Pathology of Pulpitis Flashcards
What is acute inflammation?
-An immediate response to insult
-There is dilation & an increased permeability of microvasculature
-Exudation of fluid
-Emigration of leukocytes (particularly neutrophils)
What are the outcomes of acute inflammation?
-Complete resolution occurs with regeneration of native cells and restoration to normalcy
-Healing by connective tissue replacement (fibrosis) occurs after substantial tissue destruction and in non-regenerating tissues
-Progresses to chronic inflammation
What is chronic inflammation?
-Prolonged response to persistent stimuli
-Involves lymphocytes, plasma cells & macrophages
-Co-existing injury, inflammation and repair
What is pulpitis?
Inflammation of the pulp
Describe the aetiology of pulpitis.
The most common cause is microbial
Can also be caused by thermal insult: insufficient cooling of dental hand piece
Chemical insult
How can bacteria damage the pulp?
They can damage the pulp through toxins or directly after extension
They gain access through:
Carious cavitation
Attrition/Abrasion/Erosion
Fracture, cracked tooth
Perio-endo lesion
Iatrogenic
How can you classify pulpitis?
Acute or chronic (from clinical & histological findings)
Reversible or irreversible (from clinical findings)
Open or closed
Subtotal or generalised
Sterile or infected
Why does pulpitis usually result in pulp necrosis with periapical periodontitis as an outcome?
-Because the pulp chamber is enclosed in dental hard tissue with limited blood supply through narrow opening of mature apical foramen
-So an increase in pulpal pressure due to oedema can result in venous stasis which can lead to ischaemia which can lead to necrosis
Which local & systemic factors affect healing?
Local:
blood supply
degree of infection
persistent irritation
mobility
Systemic:
age
nutrition
pre-existing medical condition
What factors influence the progress of pulpitis?
Host factors:
pulpal anatomy
apical blood flow
pre-existing state of pulp
Irritant:
nature
severity
duration
What happens when there’s acute inflammation of the pulp?
- Initial constriction and then dilation of vessels
-Increased blood flow
-Formation of exudate
-Neutrophils (moving from blood vessels to surrounding tissues)
-Oedema
-Destruction of odontoblasts and adjacent pulpal tissue
-Variable necrosis
-Variable abscess formation (look at pic for more info)
What happens when there is chronic inflammation of the pulp?
- Lymphocytes, plasma cells, macrophages
- Variable necrosis
What does an inflamed pulp look like histologically:
- Dense acute inflammatory infiltrate of neutrophils
- Presence of chronic inflammatory cells such as : plasma cells and lymphocytes
What does a necrotic pulp look like histologically?
The pulp is dead
What is the main symptom of pulpitis?
-Pain
-Pulps of individual teeth are not precisely represented in the sensory cortex, therefore pain can be poorly localised.

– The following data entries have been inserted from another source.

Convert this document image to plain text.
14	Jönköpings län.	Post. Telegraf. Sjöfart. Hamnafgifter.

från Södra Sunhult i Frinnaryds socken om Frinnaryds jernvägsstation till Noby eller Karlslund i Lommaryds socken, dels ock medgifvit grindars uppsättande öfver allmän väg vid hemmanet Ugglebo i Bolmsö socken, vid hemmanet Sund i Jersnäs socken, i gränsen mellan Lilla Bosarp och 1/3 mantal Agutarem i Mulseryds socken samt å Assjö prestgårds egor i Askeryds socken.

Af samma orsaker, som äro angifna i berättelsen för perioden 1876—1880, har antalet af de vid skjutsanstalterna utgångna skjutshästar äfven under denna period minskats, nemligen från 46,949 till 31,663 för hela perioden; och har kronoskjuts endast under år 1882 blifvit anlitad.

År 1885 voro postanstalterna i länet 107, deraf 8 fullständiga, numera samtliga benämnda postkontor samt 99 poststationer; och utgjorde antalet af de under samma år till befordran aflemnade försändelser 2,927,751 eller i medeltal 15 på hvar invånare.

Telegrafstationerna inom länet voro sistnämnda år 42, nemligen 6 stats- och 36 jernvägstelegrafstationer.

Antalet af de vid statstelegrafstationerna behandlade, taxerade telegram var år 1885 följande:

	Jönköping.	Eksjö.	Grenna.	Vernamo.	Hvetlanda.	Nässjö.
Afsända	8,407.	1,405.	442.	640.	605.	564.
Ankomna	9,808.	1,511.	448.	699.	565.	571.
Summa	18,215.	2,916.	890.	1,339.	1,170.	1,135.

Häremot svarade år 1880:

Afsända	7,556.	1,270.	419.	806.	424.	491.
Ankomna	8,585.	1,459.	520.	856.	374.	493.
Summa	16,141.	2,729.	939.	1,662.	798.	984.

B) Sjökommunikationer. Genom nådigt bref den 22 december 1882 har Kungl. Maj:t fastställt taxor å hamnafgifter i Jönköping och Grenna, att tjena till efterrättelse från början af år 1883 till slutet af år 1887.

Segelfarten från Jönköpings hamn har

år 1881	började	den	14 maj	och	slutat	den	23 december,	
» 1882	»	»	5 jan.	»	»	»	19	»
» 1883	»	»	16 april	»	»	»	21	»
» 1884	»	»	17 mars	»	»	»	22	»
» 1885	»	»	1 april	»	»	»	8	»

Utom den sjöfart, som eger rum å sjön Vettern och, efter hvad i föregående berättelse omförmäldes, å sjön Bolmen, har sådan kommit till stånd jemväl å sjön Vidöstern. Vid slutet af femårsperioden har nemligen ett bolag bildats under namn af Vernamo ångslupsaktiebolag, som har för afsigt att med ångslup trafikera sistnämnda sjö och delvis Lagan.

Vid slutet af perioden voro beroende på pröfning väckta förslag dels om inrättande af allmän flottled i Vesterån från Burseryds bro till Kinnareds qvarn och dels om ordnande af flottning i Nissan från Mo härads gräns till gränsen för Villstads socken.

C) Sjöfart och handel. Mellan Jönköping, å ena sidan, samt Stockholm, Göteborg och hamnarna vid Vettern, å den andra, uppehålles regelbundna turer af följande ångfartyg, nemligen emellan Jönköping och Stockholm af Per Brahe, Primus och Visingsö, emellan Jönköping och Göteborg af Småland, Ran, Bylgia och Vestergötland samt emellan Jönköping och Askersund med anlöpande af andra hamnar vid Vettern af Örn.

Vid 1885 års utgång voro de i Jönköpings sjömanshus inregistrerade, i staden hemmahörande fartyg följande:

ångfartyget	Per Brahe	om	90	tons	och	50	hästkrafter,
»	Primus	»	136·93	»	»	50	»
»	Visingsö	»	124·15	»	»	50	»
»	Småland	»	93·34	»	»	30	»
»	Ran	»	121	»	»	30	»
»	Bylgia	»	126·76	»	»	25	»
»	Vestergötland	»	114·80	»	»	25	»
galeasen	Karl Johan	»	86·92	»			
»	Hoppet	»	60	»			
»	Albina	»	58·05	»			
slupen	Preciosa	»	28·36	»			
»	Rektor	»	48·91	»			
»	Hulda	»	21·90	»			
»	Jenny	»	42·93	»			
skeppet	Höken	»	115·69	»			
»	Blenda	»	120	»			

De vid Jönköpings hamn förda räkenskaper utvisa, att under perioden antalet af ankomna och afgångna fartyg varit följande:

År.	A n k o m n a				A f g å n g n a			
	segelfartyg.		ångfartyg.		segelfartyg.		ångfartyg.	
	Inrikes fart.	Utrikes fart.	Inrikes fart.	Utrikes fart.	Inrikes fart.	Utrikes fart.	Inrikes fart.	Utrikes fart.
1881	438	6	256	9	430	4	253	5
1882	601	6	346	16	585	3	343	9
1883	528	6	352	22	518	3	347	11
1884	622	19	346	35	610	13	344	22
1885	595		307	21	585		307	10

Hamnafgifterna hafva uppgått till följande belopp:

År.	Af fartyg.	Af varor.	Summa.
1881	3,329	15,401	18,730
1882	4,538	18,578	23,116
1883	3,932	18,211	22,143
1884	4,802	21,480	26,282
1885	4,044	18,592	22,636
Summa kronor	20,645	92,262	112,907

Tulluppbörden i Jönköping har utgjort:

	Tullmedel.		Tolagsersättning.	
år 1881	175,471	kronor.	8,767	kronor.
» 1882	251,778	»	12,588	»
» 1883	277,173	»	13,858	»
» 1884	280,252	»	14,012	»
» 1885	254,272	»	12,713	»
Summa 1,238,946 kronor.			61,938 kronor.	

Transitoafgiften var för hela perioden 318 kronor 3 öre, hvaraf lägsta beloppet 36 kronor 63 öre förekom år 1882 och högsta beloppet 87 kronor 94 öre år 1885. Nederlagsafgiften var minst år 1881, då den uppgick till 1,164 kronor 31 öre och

-Can be felt in the upper or lower jaw or more rarely distant sites such as the ear
-Pain is not provoked by pressure to surface of tooth (biting, percussion) as infection/inflammation not spread to periapical tissues
What are the symptoms of reversible pulpitis?
Hypersensitive to hot and cold
Pain subsides on removal of the stimulus
Positive response to vitality testing
What are the symptoms of irreversible pulpitis?
As inflammation progresses, pain becomes persistent and spontaneous
Reduced or no response to vitality testing
What’s is Vitality testing?
technique that is uses either thermal or electrical stimulation to determine where there a tooth is vital or nonvital.
What would you see in reversible pulpitis?
-Hyperaemia
-Oedema
-Chronic inflammatory cells underlying the area of affected dentinal tubules
-Scattered acute inflammatory cells are found occasionally
-Can see reparative secondary dentine
What would you see in irreversible pulpitis?
-Often congestion of venules that results in focal necrosis
-Surrounding pulp tissue can show fibrosis
-Mixture of neutrophils, plasma cells, lymphocytes and macrophages
How would you treat reversible & irreversible pulpitis?
Reversible pulpitis is treated by removal of the local irritant
Irreversible pulpitis treated by tooth extraction or root canal treatment
Is pulpitis usually open or closed?
The vast majority is usually closed
What is open pulpitis and where might you see it?
In open pulpitis, pulp survives chronically inflamed beneath a large exposure despite heavy infection
Often associated with open apices (see in children) giving a good blood supply
What is chronic hyperplastic pulpitis (pulpal polyp)?
-Deciduous molars or first permanent molars in children (have large pulp chambers)
-Large carious exposures of the pulp in which entire dentinal roof often missing.
-Chronic inflammation produces hyper plastic granulation tissue that extrudes from the pulp chamber
-The apex may be open and reduces the chance of pulpal necrosis
-Tooth is asymptomatic except for a possible feeling of pressure when it is placed into masticatory function.